Town Residential has opened its ninth Manhattan office at 33 Irving Place in Gramercy, a company spokesperson told The Real Deal.
The office, at the corner of 16th Street near Union Square, will house 40 of the firm’s top agents, as well as its corporate services and relocation team; marketing, human resources and technical support staff; and public relations and legal departments, the spokesperson said. It will also be home to the company’s new international sales division.
Town’s Karen Fornash will manage sales out of the office, while Cynthia Perez will manage rentals. Fornash and Perez will report to Wendy Maitland, Town’s senior managing director of sales, and Itzy Garay, managing director of leasing , respectively.
Town recently inked a 20-year deal for the 6,549-square-foot, ground-floor space at the office property earlier this year and is paying approximately $75 per square foot, according to data from CoStar Group.
“With this new office we are nearing the completion of phase two of our overall business plan,” said Town CEO Andrew Heiberger, who launched the company in 2010, in a statement. “Park Avenue is like Manhattan’s central highway, and being able to access it directly is tremendously valuable.
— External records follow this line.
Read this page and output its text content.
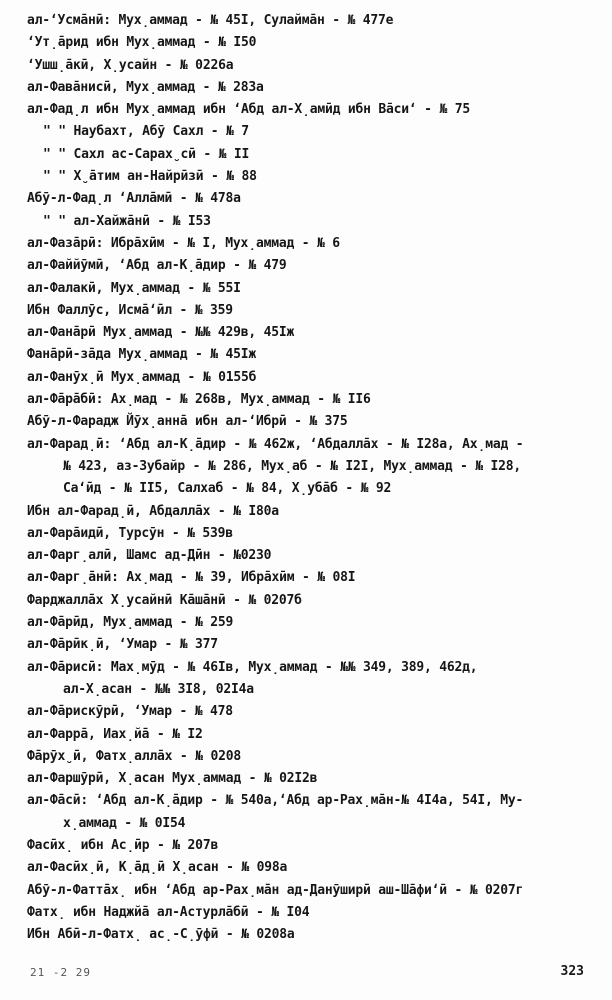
ал-ʻУсма̄нӣ: Мух̣аммад - № 45I, Сулайма̄н - № 477е
ʻУт̣а̄рид ибн Мух̣аммад - № I50
ʻУшш̣а̄кӣ, Х̣усайн - № 0226а
ал-Фава̄нисӣ, Мух̣аммад - № 283а
ал-Фад̣л ибн Мух̣аммад ибн ʻАбд ал-Х̣амӣд ибн Ва̄сиʻ - № 75
" " Наубахт, Абӯ Сахл - № 7
" " Сахл ас-Сарах̮сӣ - № II
" " Х̮а̄тим ан-Найрӣзӣ - № 88
Абӯ-л-Фад̣л ʻАлла̄мӣ - № 478а
" " ал-Хайжа̄нӣ - № I53
ал-Фаза̄рӣ: Ибра̄хӣм - № I, Мух̣аммад - № 6
ал-Файйӯмӣ, ʻАбд ал-К̣а̄дир - № 479
ал-Фалакӣ, Мух̣аммад - № 55I
Ибн Фаллӯс, Исма̄ʻӣл - № 359
ал-Фана̄рӣ Мух̣аммад - №№ 429в, 45Iж
Фана̄рӣ-за̄да Мух̣аммад - № 45Iж
ал-Фанӯх̣ӣ Мух̣аммад - № 0155б
ал-Фа̄ра̄бӣ: Ах̣мад - № 268в, Мух̣аммад - № II6
Абӯ-л-Фарадж Йӯх̣анна̄ ибн ал-ʻИбрӣ - № 375
ал-Фарад̣ӣ: ʻАбд ал-К̣а̄дир - № 462ж, ʻАбдалла̄х - № I28а, Ах̣мад -
№ 423, аз-Зубайр - № 286, Мух̣аб - № I2I, Мух̣аммад - № I28,
Саʻӣд - № II5, Салхаб - № 84, Х̣уба̄б - № 92
Ибн ал-Фарад̣ӣ, Абдалла̄х - № I80а
ал-Фара̄идӣ, Турсӯн - № 539в
ал-Фарг̣алӣ, Шамс ад-Дӣн - №0230
ал-Фарг̣а̄нӣ: Ах̣мад - № 39, Ибра̄хӣм - № 08I
Фарджалла̄х Х̣усайнӣ Ка̄ша̄нӣ - № 0207б
ал-Фа̄рӣд, Мух̣аммад - № 259
ал-Фа̄рӣк̣ӣ, ʻУмар - № 377
ал-Фа̄рисӣ: Мах̣мӯд - № 46Iв, Мух̣аммад - №№ 349, 389, 462д,
ал-Х̣асан - №№ 3I8, 02I4а
ал-Фа̄рискӯрӣ, ʻУмар - № 478
ал-Фарра̄, Иах̣йа̄ - № I2
Фа̄рӯх̮ӣ, Фатх̣алла̄х - № 0208
ал-Фаршӯрӣ, Х̣асан Мух̣аммад - № 02I2в
ал-Фа̄сӣ: ʻАбд ал-К̣а̄дир - № 540а,ʻАбд ар-Рах̣ма̄н-№ 4I4а, 54I, Му-
х̣аммад - № 0I54
Фасӣх̣ ибн Ас̣ӣр - № 207в
ал-Фасӣх̣ӣ, К̣а̄д̣ӣ Х̣асан - № 098а
Абӯ-л-Фатта̄х̣ ибн ʻАбд ар-Рах̣ма̄н ад-Данӯширӣ аш-Ша̄фиʻӣ - № 0207г
Фатх̣ ибн Наджйа̄ ал-Астурла̄бӣ - № I04
Ибн Абӣ-л-Фатх̣ ас̣-С̣ӯфӣ - № 0208а
21 -2 29	323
From this location, any neighborhood is accessible – Uptown, Downtown, cross town.”
The Irving Place building was designed in the early 20th Century by the architecture firm Goldwin Starrett & Van Vleck, which also designed Saks Fifth Avenue.
The announcement of the office opening comes shortly after Town said it had almost doubled its office space at the Crown Building at 730 Fifth Avenue, growing its workforce there from 50 to more than 80 agents.
Many of the largest New York City residential brokerages already have offices in and around Gramercy. Douglas Elliman has an outpost at 26 West 17th Street, between Fifth and Sixth avenues, while the Corcoran Group has one at 36 East 12th Street, between Broadway and Union Square West.
Town’s other eight offices are in Soho, the West Village, Greenwich Village, the Flatiron District, Astor Place, Midtown, the Financial District and the Upper East Side.